Football Manager fait partie de ces jeux qui distillent quelques bribes de plaisir intense derrière des kilomètres d'ennuis, un peu comme un ami qui sentirait mauvais de la bouche et qu'on écouterait quand même parce qu'il dit des choses vachement intéressantes de temps en temps
Immuablement, je jette un oeil sur la version annuelle et immuablement j'en sors profondément déçu malgré des débuts enthousiastes.

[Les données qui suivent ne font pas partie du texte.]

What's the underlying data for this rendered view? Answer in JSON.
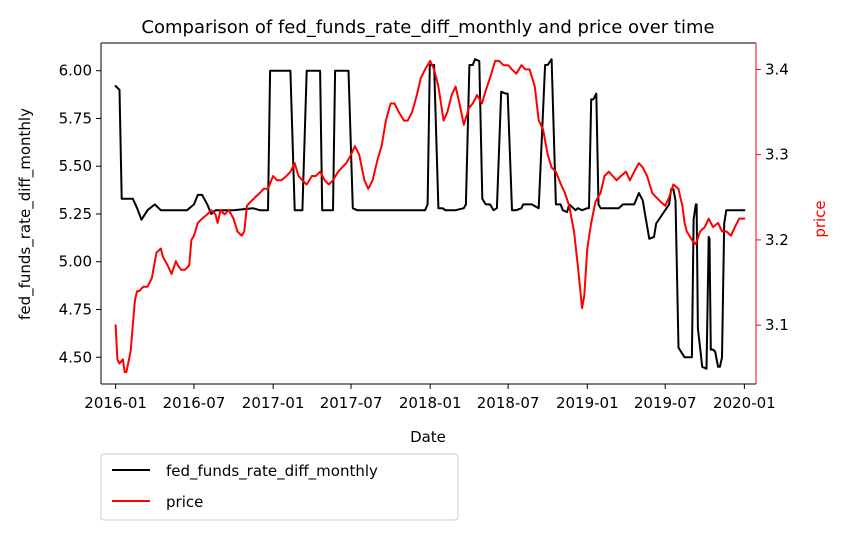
{
  "chart_data": {
    "type": "line",
    "title": "Comparison of fed_funds_rate_diff_monthly and price over time",
    "xlabel": "Date",
    "ylabel_left": "fed_funds_rate_diff_monthly",
    "ylabel_right": "price",
    "xlim": [
      "2015-11-28",
      "2020-01-28"
    ],
    "ylim_left": [
      4.36,
      6.145
    ],
    "ylim_right": [
      3.031,
      3.431
    ],
    "x_ticks": [
      "2016-01",
      "2016-07",
      "2017-01",
      "2017-07",
      "2018-01",
      "2018-07",
      "2019-01",
      "2019-07",
      "2020-01"
    ],
    "y_ticks_left": [
      "4.50",
      "4.75",
      "5.00",
      "5.25",
      "5.50",
      "5.75",
      "6.00"
    ],
    "y_ticks_right": [
      "3.1",
      "3.2",
      "3.3",
      "3.4"
    ],
    "grid": false,
    "legend_placement": "below-left",
    "colors": {
      "left_series": "#000000",
      "right_series": "#ff0000"
    },
    "series": [
      {
        "name": "fed_funds_rate_diff_monthly",
        "axis": "left",
        "x": [
          "2016-01-01",
          "2016-01-10",
          "2016-01-15",
          "2016-01-20",
          "2016-02-10",
          "2016-02-20",
          "2016-03-01",
          "2016-03-15",
          "2016-04-01",
          "2016-04-15",
          "2016-05-01",
          "2016-05-10",
          "2016-06-15",
          "2016-07-01",
          "2016-07-10",
          "2016-07-20",
          "2016-08-01",
          "2016-08-10",
          "2016-08-20",
          "2016-10-01",
          "2016-11-15",
          "2016-12-01",
          "2016-12-20",
          "2016-12-25",
          "2017-01-01",
          "2017-01-05",
          "2017-02-10",
          "2017-02-20",
          "2017-03-10",
          "2017-03-20",
          "2017-04-20",
          "2017-04-25",
          "2017-05-20",
          "2017-05-25",
          "2017-06-25",
          "2017-07-05",
          "2017-07-15",
          "2017-09-01",
          "2017-11-01",
          "2017-12-01",
          "2017-12-20",
          "2017-12-26",
          "2017-12-31",
          "2018-01-01",
          "2018-01-10",
          "2018-01-20",
          "2018-01-30",
          "2018-02-05",
          "2018-02-15",
          "2018-03-01",
          "2018-03-20",
          "2018-03-25",
          "2018-04-02",
          "2018-04-10",
          "2018-04-15",
          "2018-04-25",
          "2018-05-02",
          "2018-05-10",
          "2018-05-20",
          "2018-05-28",
          "2018-06-05",
          "2018-06-15",
          "2018-06-25",
          "2018-06-30",
          "2018-07-10",
          "2018-07-20",
          "2018-08-01",
          "2018-08-05",
          "2018-08-15",
          "2018-08-25",
          "2018-09-10",
          "2018-09-25",
          "2018-10-01",
          "2018-10-10",
          "2018-10-20",
          "2018-10-31",
          "2018-11-05",
          "2018-11-15",
          "2018-11-20",
          "2018-12-05",
          "2018-12-10",
          "2018-12-20",
          "2019-01-01",
          "2019-01-05",
          "2019-01-10",
          "2019-01-15",
          "2019-01-22",
          "2019-01-27",
          "2019-02-01",
          "2019-02-15",
          "2019-03-15",
          "2019-03-25",
          "2019-04-05",
          "2019-04-20",
          "2019-05-01",
          "2019-05-10",
          "2019-05-15",
          "2019-05-25",
          "2019-06-05",
          "2019-06-10",
          "2019-06-25",
          "2019-07-01",
          "2019-07-10",
          "2019-07-15",
          "2019-07-20",
          "2019-07-25",
          "2019-08-01",
          "2019-08-15",
          "2019-08-25",
          "2019-09-01",
          "2019-09-05",
          "2019-09-10",
          "2019-09-12",
          "2019-09-15",
          "2019-09-20",
          "2019-09-25",
          "2019-10-05",
          "2019-10-10",
          "2019-10-12",
          "2019-10-15",
          "2019-10-20",
          "2019-10-25",
          "2019-11-01",
          "2019-11-05",
          "2019-11-10",
          "2019-11-15",
          "2019-11-20",
          "2019-12-01",
          "2019-12-20",
          "2020-01-01"
        ],
        "values": [
          5.92,
          5.9,
          5.33,
          5.33,
          5.33,
          5.28,
          5.22,
          5.27,
          5.3,
          5.27,
          5.27,
          5.27,
          5.27,
          5.3,
          5.35,
          5.35,
          5.3,
          5.25,
          5.27,
          5.27,
          5.28,
          5.27,
          5.27,
          6.0,
          6.0,
          6.0,
          6.0,
          5.27,
          5.27,
          6.0,
          6.0,
          5.27,
          5.27,
          6.0,
          6.0,
          5.28,
          5.27,
          5.27,
          5.27,
          5.27,
          5.27,
          5.3,
          6.03,
          6.03,
          6.03,
          5.28,
          5.28,
          5.27,
          5.27,
          5.27,
          5.28,
          5.3,
          6.03,
          6.03,
          6.06,
          6.05,
          5.33,
          5.3,
          5.3,
          5.27,
          5.28,
          5.89,
          5.88,
          5.88,
          5.27,
          5.27,
          5.28,
          5.3,
          5.3,
          5.3,
          5.28,
          6.03,
          6.03,
          6.06,
          5.3,
          5.3,
          5.27,
          5.26,
          5.3,
          5.27,
          5.28,
          5.27,
          5.28,
          5.28,
          5.85,
          5.85,
          5.88,
          5.3,
          5.28,
          5.28,
          5.28,
          5.3,
          5.3,
          5.3,
          5.36,
          5.32,
          5.25,
          5.12,
          5.13,
          5.2,
          5.25,
          5.27,
          5.3,
          5.38,
          5.38,
          5.32,
          4.55,
          4.5,
          4.5,
          4.5,
          5.22,
          5.3,
          5.3,
          4.65,
          4.55,
          4.45,
          4.44,
          5.13,
          5.12,
          4.54,
          4.54,
          4.53,
          4.45,
          4.45,
          4.5,
          5.2,
          5.27,
          5.27,
          5.27,
          5.27
        ]
      },
      {
        "name": "price",
        "axis": "right",
        "x": [
          "2016-01-01",
          "2016-01-05",
          "2016-01-10",
          "2016-01-18",
          "2016-01-22",
          "2016-01-26",
          "2016-02-01",
          "2016-02-05",
          "2016-02-10",
          "2016-02-15",
          "2016-02-20",
          "2016-02-25",
          "2016-03-05",
          "2016-03-15",
          "2016-03-25",
          "2016-04-05",
          "2016-04-15",
          "2016-04-20",
          "2016-05-01",
          "2016-05-10",
          "2016-05-20",
          "2016-05-25",
          "2016-06-01",
          "2016-06-10",
          "2016-06-20",
          "2016-06-25",
          "2016-07-01",
          "2016-07-10",
          "2016-07-20",
          "2016-08-01",
          "2016-08-10",
          "2016-08-20",
          "2016-08-25",
          "2016-09-01",
          "2016-09-10",
          "2016-09-20",
          "2016-10-01",
          "2016-10-10",
          "2016-10-20",
          "2016-10-26",
          "2016-11-01",
          "2016-11-10",
          "2016-11-20",
          "2016-12-01",
          "2016-12-10",
          "2016-12-20",
          "2017-01-01",
          "2017-01-10",
          "2017-01-20",
          "2017-02-01",
          "2017-02-10",
          "2017-02-20",
          "2017-03-01",
          "2017-03-10",
          "2017-03-20",
          "2017-04-01",
          "2017-04-10",
          "2017-04-20",
          "2017-05-01",
          "2017-05-10",
          "2017-05-20",
          "2017-06-01",
          "2017-06-10",
          "2017-06-20",
          "2017-07-01",
          "2017-07-10",
          "2017-07-20",
          "2017-08-01",
          "2017-08-10",
          "2017-08-20",
          "2017-09-01",
          "2017-09-10",
          "2017-09-20",
          "2017-10-01",
          "2017-10-10",
          "2017-10-20",
          "2017-11-01",
          "2017-11-10",
          "2017-11-20",
          "2017-12-01",
          "2017-12-10",
          "2017-12-20",
          "2018-01-01",
          "2018-01-10",
          "2018-01-20",
          "2018-02-01",
          "2018-02-10",
          "2018-02-20",
          "2018-03-01",
          "2018-03-10",
          "2018-03-20",
          "2018-04-01",
          "2018-04-10",
          "2018-04-20",
          "2018-05-01",
          "2018-05-10",
          "2018-05-20",
          "2018-06-01",
          "2018-06-10",
          "2018-06-20",
          "2018-07-01",
          "2018-07-10",
          "2018-07-20",
          "2018-08-01",
          "2018-08-10",
          "2018-08-20",
          "2018-09-01",
          "2018-09-10",
          "2018-09-20",
          "2018-10-01",
          "2018-10-10",
          "2018-10-20",
          "2018-11-01",
          "2018-11-10",
          "2018-11-20",
          "2018-12-01",
          "2018-12-10",
          "2018-12-20",
          "2018-12-25",
          "2019-01-01",
          "2019-01-10",
          "2019-01-20",
          "2019-02-01",
          "2019-02-10",
          "2019-02-20",
          "2019-03-01",
          "2019-03-10",
          "2019-03-20",
          "2019-04-01",
          "2019-04-10",
          "2019-04-20",
          "2019-05-01",
          "2019-05-10",
          "2019-05-20",
          "2019-06-01",
          "2019-06-10",
          "2019-06-20",
          "2019-07-01",
          "2019-07-10",
          "2019-07-20",
          "2019-08-01",
          "2019-08-05",
          "2019-08-10",
          "2019-08-15",
          "2019-08-20",
          "2019-09-01",
          "2019-09-10",
          "2019-09-20",
          "2019-10-01",
          "2019-10-10",
          "2019-10-20",
          "2019-11-01",
          "2019-11-10",
          "2019-11-20",
          "2019-12-01",
          "2019-12-10",
          "2019-12-20",
          "2020-01-01"
        ],
        "values": [
          3.1,
          3.06,
          3.055,
          3.06,
          3.045,
          3.045,
          3.06,
          3.07,
          3.1,
          3.13,
          3.14,
          3.14,
          3.145,
          3.145,
          3.155,
          3.185,
          3.19,
          3.18,
          3.17,
          3.16,
          3.175,
          3.17,
          3.165,
          3.165,
          3.17,
          3.2,
          3.205,
          3.22,
          3.225,
          3.23,
          3.235,
          3.23,
          3.22,
          3.235,
          3.23,
          3.235,
          3.225,
          3.21,
          3.205,
          3.21,
          3.24,
          3.245,
          3.25,
          3.255,
          3.26,
          3.26,
          3.275,
          3.27,
          3.27,
          3.275,
          3.28,
          3.29,
          3.275,
          3.27,
          3.265,
          3.275,
          3.275,
          3.28,
          3.27,
          3.265,
          3.27,
          3.28,
          3.285,
          3.29,
          3.3,
          3.31,
          3.3,
          3.27,
          3.26,
          3.27,
          3.295,
          3.31,
          3.34,
          3.36,
          3.36,
          3.35,
          3.34,
          3.34,
          3.35,
          3.37,
          3.39,
          3.4,
          3.41,
          3.4,
          3.38,
          3.34,
          3.35,
          3.37,
          3.38,
          3.36,
          3.335,
          3.355,
          3.36,
          3.37,
          3.36,
          3.375,
          3.39,
          3.41,
          3.41,
          3.405,
          3.405,
          3.4,
          3.395,
          3.405,
          3.4,
          3.4,
          3.38,
          3.34,
          3.33,
          3.3,
          3.285,
          3.28,
          3.265,
          3.255,
          3.24,
          3.21,
          3.17,
          3.12,
          3.135,
          3.19,
          3.22,
          3.245,
          3.255,
          3.275,
          3.28,
          3.275,
          3.27,
          3.275,
          3.28,
          3.27,
          3.28,
          3.29,
          3.285,
          3.275,
          3.255,
          3.25,
          3.245,
          3.24,
          3.25,
          3.265,
          3.26,
          3.25,
          3.24,
          3.22,
          3.21,
          3.2,
          3.195,
          3.21,
          3.215,
          3.225,
          3.215,
          3.22,
          3.21,
          3.21,
          3.205,
          3.215,
          3.225,
          3.225
        ]
      }
    ]
  }
}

Dans Football Manager, on n'est pas l'entraîneur, on est le gérant, le gratte-papier, le mec qui s'ennuie au fond d'un bureau et dont personne ne parle jamais. Ah ça pour savoir qui a fini meilleur buteur de quatrième division ouzbèque, il y a du monde, des tableaux, des écrans, des infos, il y en a à plus savoir qu'en foutre, mais quand on en vient à parler tactique il n'y a plus personne! On peut bouger des barres, donner des instructions, régler des machins pendant des heures sans que rien ne change, jamais. Ce serait comme régler une machine d'une précision incroyable dont la seule mission serait de lancer un dé, vous aurez toujours un résultat aléatoire.

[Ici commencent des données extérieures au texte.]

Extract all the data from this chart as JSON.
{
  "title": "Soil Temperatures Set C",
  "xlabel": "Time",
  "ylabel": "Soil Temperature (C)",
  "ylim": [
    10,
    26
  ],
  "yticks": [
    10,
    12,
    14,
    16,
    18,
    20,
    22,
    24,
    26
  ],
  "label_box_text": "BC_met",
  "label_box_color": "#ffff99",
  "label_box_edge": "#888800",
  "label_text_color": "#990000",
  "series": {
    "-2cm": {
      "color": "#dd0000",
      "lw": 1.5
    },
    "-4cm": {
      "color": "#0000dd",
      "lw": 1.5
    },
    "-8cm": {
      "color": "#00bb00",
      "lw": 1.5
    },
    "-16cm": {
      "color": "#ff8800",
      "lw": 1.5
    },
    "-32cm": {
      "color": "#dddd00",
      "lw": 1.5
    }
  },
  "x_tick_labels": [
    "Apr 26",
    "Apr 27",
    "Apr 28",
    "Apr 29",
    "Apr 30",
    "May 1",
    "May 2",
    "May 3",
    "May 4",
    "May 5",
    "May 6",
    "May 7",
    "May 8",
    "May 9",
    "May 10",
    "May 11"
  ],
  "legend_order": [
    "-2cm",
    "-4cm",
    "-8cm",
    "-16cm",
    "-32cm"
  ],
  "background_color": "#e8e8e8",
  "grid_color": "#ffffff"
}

Et c'est bien là le problème, on n'y comprend rien et le jeu ne donne aucune info utilisable. La faute à qui? La faute à la retransmission des matchs qui donne une vision totalement fausse de ce qui se passe réellement sur le terrain. Quel délice de voir mes défenseurs courir à 10 mètres des attaquants adverses alors même que j'ai réglé le pressing au maximum et que le résumé texte me dit qu'ils font un travail du tonnerre. Quel plaisir fabuleux de constater que ce milieu de terrain qui balance 20 drops dans les tribunes par match suit en fait fidèlement mes consignes interdisant les tirs de loin. Quel ravissement de constater que cet attaquant de soutien si habile s'évertue à ne jamais passer la balle à son compère démarqué pour s'empaler avec finesse dans le plus proche adversaire.
Et c'est pareil une fois le match fini. Si untel me dit que l'adversaire est inoffensif dans les airs, mon adjoint, lui, me dira qu'il redoute fortement la domination aérienne de cette même équipe. Lorsque mon équipe semble incapable d'aligner deux passes, mon adjoint m'affirmera volontiers qu'il n'y a rien à leur reprocher.
Au final on ne peut faire confiance à personne, votre adjoint vous ment, vos superviseurs vous mentent, même les images vous mentent.
Et si il n'y avait que ça encore, mais je pourrais parler des blessures en cascade (prévoir 50 joueurs dans l'effectif), des torrents de cartons, des monceaux de textes inutiles sans cesse répétés (machin dont vous n'avez jamais entendu parler s'est bien entraîné à l'aérobic) et des résultats fixés à l'avance de manière purement et simplement arbitraire!
Je plaisante pas, j'ai fait le test, j'ai joué 15 fois de suite le match Lyon-Rennes 2011, côté OL, avec 15 compos différents, 15 stratégies différentes et j'ai pris 15 valises de suite dont neuf 2-0. Alors quoi? Le jeu a décidé qu'il fallait que je perde c'est ça? Et peu importe ma tactique? A quoi bon régler quelque chose si ça ne change rien?
Une fois qu'on a compris que mettre en place des stratégies et donner des consignes est aussi utile que de pisser dans un violon, on lance les matchs les yeux fermés à vitesse max et on se concentre sur le seul intérêt du jeu, les transferts. On achète des joueurs épatants qui s'avéreront aussi peu réceptifs aux consignes que les autres, et on zappe les matchs jusqu'au prochain mercato pour enfin faire venir Iniesta à Arles-Avignon.
C'est ce qui me fait jouer à FM tous les ans, juste cette excitation brève d'approcher le joueur désiré et de le mettre dans son équipe (ça et claquer la porte en conf' de presse).
C'est marrant trois ou quatre heures et après on désinstalle le jeu. A l'année prochaine.